Ha stupito Elon Musk quando ha condiviso su X un vecchio video in cui Milton Friedman, premio Nobel per l’economia (morto nel 2006) e uno dei più fervidi sostenitori del libero mercato, illustra con una matita “la magia del sistema dei prezzi” e la necessità di avere commerci senza barriere. Friedman, che negli anni Ottanta è stato il teorico del neoliberismo di Reagan e di Margaret Thatcher, avrebbe duramente contestato la strategia di Trump. Nel suo post su X, Musk non ha fatto commenti, ma il messaggio non potrebbe essere più chiaro.
Nei giorni precedenti il capo del Doge aveva auspicato “zero dazi” tra Europa e Stati Uniti e aveva attaccato il consigliere della Casa Bianca per il commercio, Peter Navarro, considerato l’architetto dei dazi, come un “egocentrico che non ha mai costruito un c…”. Navarro lo ha liquidato così: “Elon non è un produttore ma un assemblatore di automobili”, con pezzi che arrivano da Cina, Giappone e Taiwan, “mentre noi vogliamo che gli pneumatici siano realizzati ad Akron, vogliamo che le trasmissioni siano realizzate a Indianapolis”. Secondo il Washington Post, nel fine settimana del 5-6 aprile Musk ha cercato personalmente di convincere Trump a revocare i dazi, anche quelli sulla Cina.

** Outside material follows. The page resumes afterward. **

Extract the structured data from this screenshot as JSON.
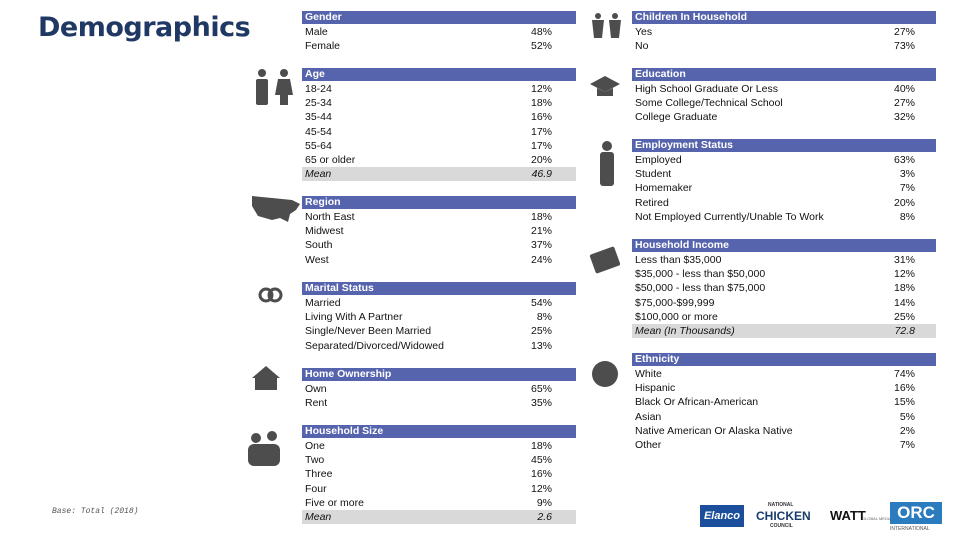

Ma il tentativo non ha avuto successo. Tesla ha intanto visto le vendite trimestrali crollare drasticamente a causa delle reazioni negative al suo ruolo di consigliere di Trump. Le sue azioni erano scambiate a 233,29 dollari, in calo di oltre il 42% da inizio anno.

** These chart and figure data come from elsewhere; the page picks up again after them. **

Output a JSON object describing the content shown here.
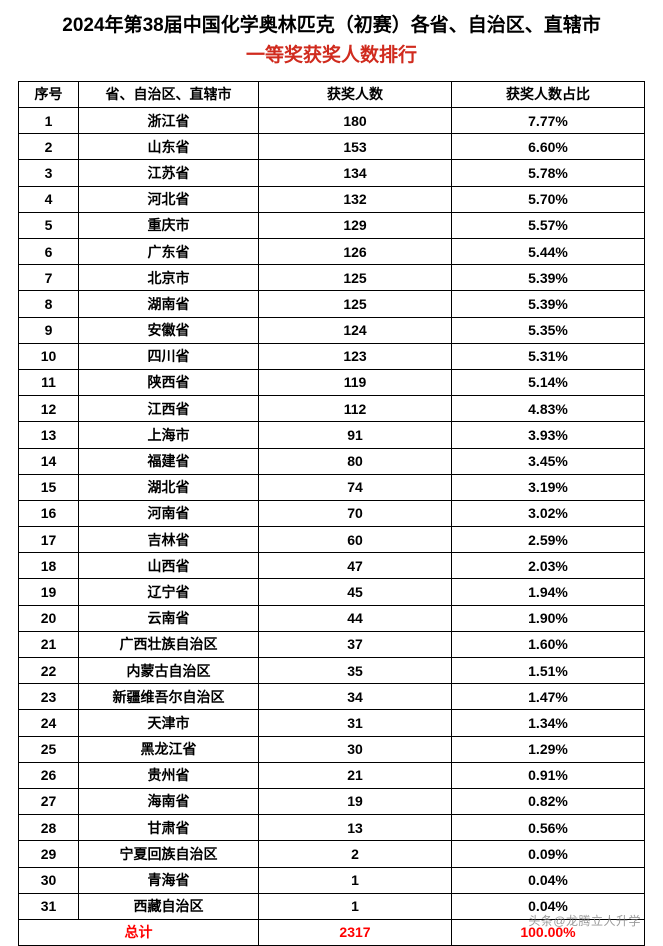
{
  "title": {
    "line1": "2024年第38届中国化学奥林匹克（初赛）各省、自治区、直辖市",
    "line2": "一等奖获奖人数排行",
    "line2_color": "#d02b1e"
  },
  "headers": {
    "rank": "序号",
    "province": "省、自治区、直辖市",
    "count": "获奖人数",
    "percent": "获奖人数占比"
  },
  "rows": [
    {
      "rank": "1",
      "province": "浙江省",
      "count": "180",
      "percent": "7.77%"
    },
    {
      "rank": "2",
      "province": "山东省",
      "count": "153",
      "percent": "6.60%"
    },
    {
      "rank": "3",
      "province": "江苏省",
      "count": "134",
      "percent": "5.78%"
    },
    {
      "rank": "4",
      "province": "河北省",
      "count": "132",
      "percent": "5.70%"
    },
    {
      "rank": "5",
      "province": "重庆市",
      "count": "129",
      "percent": "5.57%"
    },
    {
      "rank": "6",
      "province": "广东省",
      "count": "126",
      "percent": "5.44%"
    },
    {
      "rank": "7",
      "province": "北京市",
      "count": "125",
      "percent": "5.39%"
    },
    {
      "rank": "8",
      "province": "湖南省",
      "count": "125",
      "percent": "5.39%"
    },
    {
      "rank": "9",
      "province": "安徽省",
      "count": "124",
      "percent": "5.35%"
    },
    {
      "rank": "10",
      "province": "四川省",
      "count": "123",
      "percent": "5.31%"
    },
    {
      "rank": "11",
      "province": "陕西省",
      "count": "119",
      "percent": "5.14%"
    },
    {
      "rank": "12",
      "province": "江西省",
      "count": "112",
      "percent": "4.83%"
    },
    {
      "rank": "13",
      "province": "上海市",
      "count": "91",
      "percent": "3.93%"
    },
    {
      "rank": "14",
      "province": "福建省",
      "count": "80",
      "percent": "3.45%"
    },
    {
      "rank": "15",
      "province": "湖北省",
      "count": "74",
      "percent": "3.19%"
    },
    {
      "rank": "16",
      "province": "河南省",
      "count": "70",
      "percent": "3.02%"
    },
    {
      "rank": "17",
      "province": "吉林省",
      "count": "60",
      "percent": "2.59%"
    },
    {
      "rank": "18",
      "province": "山西省",
      "count": "47",
      "percent": "2.03%"
    },
    {
      "rank": "19",
      "province": "辽宁省",
      "count": "45",
      "percent": "1.94%"
    },
    {
      "rank": "20",
      "province": "云南省",
      "count": "44",
      "percent": "1.90%"
    },
    {
      "rank": "21",
      "province": "广西壮族自治区",
      "count": "37",
      "percent": "1.60%"
    },
    {
      "rank": "22",
      "province": "内蒙古自治区",
      "count": "35",
      "percent": "1.51%"
    },
    {
      "rank": "23",
      "province": "新疆维吾尔自治区",
      "count": "34",
      "percent": "1.47%"
    },
    {
      "rank": "24",
      "province": "天津市",
      "count": "31",
      "percent": "1.34%"
    },
    {
      "rank": "25",
      "province": "黑龙江省",
      "count": "30",
      "percent": "1.29%"
    },
    {
      "rank": "26",
      "province": "贵州省",
      "count": "21",
      "percent": "0.91%"
    },
    {
      "rank": "27",
      "province": "海南省",
      "count": "19",
      "percent": "0.82%"
    },
    {
      "rank": "28",
      "province": "甘肃省",
      "count": "13",
      "percent": "0.56%"
    },
    {
      "rank": "29",
      "province": "宁夏回族自治区",
      "count": "2",
      "percent": "0.09%"
    },
    {
      "rank": "30",
      "province": "青海省",
      "count": "1",
      "percent": "0.04%"
    },
    {
      "rank": "31",
      "province": "西藏自治区",
      "count": "1",
      "percent": "0.04%"
    }
  ],
  "total": {
    "label": "总计",
    "count": "2317",
    "percent": "100.00%",
    "color": "#ff0000"
  },
  "watermark": "头条@龙腾立人升学",
  "styling": {
    "border_color": "#000000",
    "header_bg": "#ffffff",
    "text_color": "#000000",
    "font_size_title": 19,
    "font_size_cell": 14,
    "col_widths": {
      "rank": 60,
      "province": 180
    }
  }
}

Ma non c’è solo il patron di X e Tesla a pungolare Trump. Che forse dovrebbe più preoccuparsi delle reazioni contrariate che cominciano a filtrare, nemmeno troppo velatamente, dai big di Wall Street. Soprattutto di quelli che si sono schierati al suo fianco e lo hanno sostenuto in campagna elettorale. Hanno fatto sentire la loro preoccupazione i grandi ceo americani, con Jamie Dimon che ha lanciato l’allarme sostenendo che i dazi faranno rialzare i prezzi e rallenteranno la crescita dell’economia, mentre il miliardario Bill Ackman ha chiesto una pausa di 90 giorni nell’implementazione delle tariffe, definendole un “errore”. Fa rumore soprattutto l’intervento di Larry Fink di BlackRock che ha detto che i ceo con cui parla affermano che probabilmente già ora gli Usa sono in recessione.

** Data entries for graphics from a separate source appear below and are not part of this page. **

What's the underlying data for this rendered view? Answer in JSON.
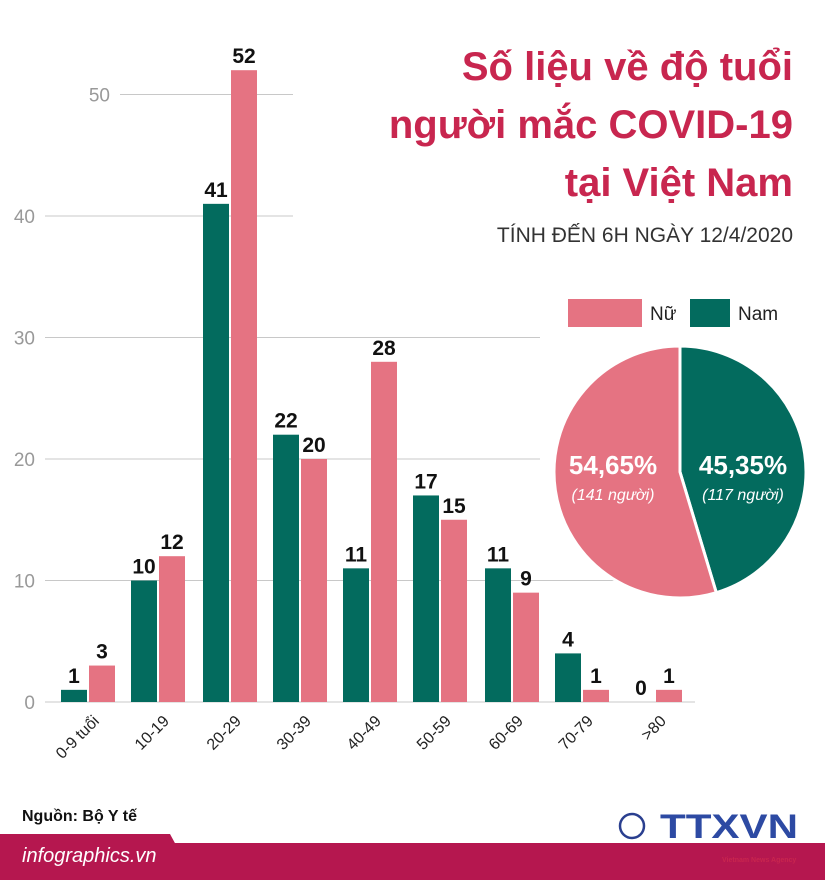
{
  "title_lines": [
    "Số liệu về độ tuổi",
    "người mắc COVID-19",
    "tại Việt Nam"
  ],
  "subtitle": "TÍNH ĐẾN 6H NGÀY 12/4/2020",
  "source": "Nguồn: Bộ Y tế",
  "site": "infographics.vn",
  "logo": {
    "text": "TTXVN",
    "tagline": "Vietnam News Agency",
    "copyright": "©"
  },
  "colors": {
    "nam": "#036b5e",
    "nu": "#e57382",
    "title": "#c8264f",
    "footer": "#b5174f"
  },
  "chart_data": [
    {
      "type": "bar",
      "categories": [
        "0-9 tuổi",
        "10-19",
        "20-29",
        "30-39",
        "40-49",
        "50-59",
        "60-69",
        "70-79",
        ">80"
      ],
      "series": [
        {
          "name": "Nam",
          "values": [
            1,
            10,
            41,
            22,
            11,
            17,
            11,
            4,
            0
          ]
        },
        {
          "name": "Nữ",
          "values": [
            3,
            12,
            52,
            20,
            28,
            15,
            9,
            1,
            1
          ]
        }
      ],
      "yticks": [
        0,
        10,
        20,
        30,
        40,
        50
      ],
      "ylim": [
        0,
        55
      ],
      "grid": true
    },
    {
      "type": "pie",
      "legend": [
        "Nữ",
        "Nam"
      ],
      "legend_placement": "top",
      "slices": [
        {
          "name": "Nữ",
          "value": 54.65,
          "label": "54,65%",
          "sublabel": "(141 người)"
        },
        {
          "name": "Nam",
          "value": 45.35,
          "label": "45,35%",
          "sublabel": "(117 người)"
        }
      ]
    }
  ]
}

Se Fink parla non può non essere ascoltato. Blackrock è la più grande società di investimento al mondo che sposta masse di milioni di dollari con un clic e gestisce per conto dei propri clienti la cifra record di 11.475 miliardi di dollari di asset. Una sorta di sherpa del mercato che quando suona la carica viene seguito a ruota dagli altri investitori internazionali, ma anche un interlocutore strategico di governi e autorità dei singoli Stati. Il ceo Fink è stato anche uno dei consiglieri più ascoltati in politica economica da Barack Obama che gli ha affidato la leadership — attraverso una serie di contratti con il governo Usa — nel salvataggio della Borsa americana dopo lo scoppio della bolla dei mutui subprime. Cambiano gli inquilini alla Casa Bianca ma Fink resta. Nel 2010 un lungo articolo apparso sull’edizione americana di Vanity Fair lo aveva definito «il più importante personaggio della finanza mondiale» e, nonostante questo, «virtualmente uno sconosciuto a Manhattan», dove vive in un appartamento sull’Upper East Side. Calmo, educato, riflessivo, in apparenza tutto il contrario dell’archetipo della finanza anni Ottanta. Ma “quando la crisi colpisce, la maggior parte dei leader mondiali alza il telefono e chiama Fink”, ha scritto il Financial Times.